Decoding Practice Using Rules

Decoding Practice Using Rules

When students who find reading a challenge come across a word they don’t know, there is a tendency to freeze. They often tell themselves, “I don’t know this word” and give up. Memorization of rules provides the tools they need to overcome past habits of failure. It is important to teach a thinking process for attacking unknown words. The process for teaching rule application is as follows:

  • Write the rule on the board or chart in an area of the room  that can be seen by all students.
  • Read the rule to students pointing to each word as you read.
  • Show examples of the rule and tell how the rule fits the examples.
  • Have students choral read the rule as you point to each word.
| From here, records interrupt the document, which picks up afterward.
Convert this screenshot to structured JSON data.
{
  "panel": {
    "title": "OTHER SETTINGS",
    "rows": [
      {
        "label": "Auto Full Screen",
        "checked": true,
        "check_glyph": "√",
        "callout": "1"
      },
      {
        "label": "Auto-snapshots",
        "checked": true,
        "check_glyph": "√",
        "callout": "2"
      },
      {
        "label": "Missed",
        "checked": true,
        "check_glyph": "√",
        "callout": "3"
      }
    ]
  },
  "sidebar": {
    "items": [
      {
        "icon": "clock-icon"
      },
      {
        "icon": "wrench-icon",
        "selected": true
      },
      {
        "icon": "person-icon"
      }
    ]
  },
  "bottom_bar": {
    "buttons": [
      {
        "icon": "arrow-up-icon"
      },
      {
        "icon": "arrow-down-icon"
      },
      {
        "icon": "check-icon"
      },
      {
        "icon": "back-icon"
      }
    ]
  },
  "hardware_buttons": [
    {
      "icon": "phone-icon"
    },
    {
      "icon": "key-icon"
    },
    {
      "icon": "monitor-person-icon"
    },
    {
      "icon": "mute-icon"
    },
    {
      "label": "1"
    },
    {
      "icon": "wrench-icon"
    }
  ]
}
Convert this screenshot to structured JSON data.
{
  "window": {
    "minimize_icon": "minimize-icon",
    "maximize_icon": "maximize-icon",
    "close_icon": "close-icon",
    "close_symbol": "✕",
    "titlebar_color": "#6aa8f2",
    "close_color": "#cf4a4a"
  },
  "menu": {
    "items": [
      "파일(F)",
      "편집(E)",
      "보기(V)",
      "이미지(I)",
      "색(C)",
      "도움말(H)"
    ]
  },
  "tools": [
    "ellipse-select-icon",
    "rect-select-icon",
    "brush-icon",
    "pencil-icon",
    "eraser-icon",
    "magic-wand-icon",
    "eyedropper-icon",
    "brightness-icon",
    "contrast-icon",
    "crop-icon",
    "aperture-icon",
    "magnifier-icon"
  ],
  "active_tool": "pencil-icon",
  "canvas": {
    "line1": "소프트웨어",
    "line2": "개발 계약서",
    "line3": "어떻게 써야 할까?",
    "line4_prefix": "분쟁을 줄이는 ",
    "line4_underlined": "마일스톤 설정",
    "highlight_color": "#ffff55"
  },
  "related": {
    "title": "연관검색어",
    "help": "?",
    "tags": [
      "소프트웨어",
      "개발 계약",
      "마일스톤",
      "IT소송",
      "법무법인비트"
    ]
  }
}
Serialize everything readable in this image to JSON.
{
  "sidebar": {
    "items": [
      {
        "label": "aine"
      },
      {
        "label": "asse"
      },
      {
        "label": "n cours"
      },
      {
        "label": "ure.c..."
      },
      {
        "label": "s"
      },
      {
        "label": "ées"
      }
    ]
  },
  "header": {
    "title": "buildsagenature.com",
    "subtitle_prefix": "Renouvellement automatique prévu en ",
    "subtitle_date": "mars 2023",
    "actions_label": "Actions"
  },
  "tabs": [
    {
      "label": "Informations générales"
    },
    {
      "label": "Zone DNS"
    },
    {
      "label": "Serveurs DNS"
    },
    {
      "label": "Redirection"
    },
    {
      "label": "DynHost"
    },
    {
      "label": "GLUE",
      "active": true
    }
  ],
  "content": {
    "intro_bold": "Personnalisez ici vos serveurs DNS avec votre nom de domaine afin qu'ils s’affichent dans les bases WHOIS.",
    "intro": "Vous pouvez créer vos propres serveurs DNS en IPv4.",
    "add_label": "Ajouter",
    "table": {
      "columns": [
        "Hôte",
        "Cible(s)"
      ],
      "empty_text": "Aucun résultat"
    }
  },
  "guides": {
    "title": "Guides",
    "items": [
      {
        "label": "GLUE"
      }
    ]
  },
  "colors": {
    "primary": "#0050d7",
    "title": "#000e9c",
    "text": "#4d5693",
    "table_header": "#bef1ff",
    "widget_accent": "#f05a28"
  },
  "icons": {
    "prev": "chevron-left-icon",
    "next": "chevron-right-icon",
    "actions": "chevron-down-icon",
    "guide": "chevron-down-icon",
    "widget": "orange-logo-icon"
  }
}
Repeat this process until the entire class is reading the rule in unison.
  • When reading with the teacher  is well established, ask students, “What is the rule?” Students repeat the rule without the teacher pointing to the words.
  • Repeat the rule rehearsal process every day until the rule and the decoding process are mastered. It is important to do this even if you are moving on to a new lesson.
  • Move the written rule to a place in the room where it can remain over a period of time. Students should be able to reference the rule at a glance. The ceiling or any “high spot” in the room is very effective.
  •  If remembering the rules is difficult, students can make their own rule notebook to use as a source for study and reference when reading in other classes or for leisure. A loose-leaf binder works well because students can organize and re-organize as they add new rules. One rule with examples should be placed on each page.
A few sample of rules found in Jacquie’s Reading Lessons and other reading programs are:

  1. In a three letter word the vowel is short.
  2. When an e is added to the end of a three letter word, the vowel says the alphabet name.
  3. When one vowel is followed by one consonant, the consonant is doubled before adding -ing, --ed, or -er.

Please note: There are exceptions to all rules. If a student cannot decode the word using the rule, the word is considered a sight word and must be memorized.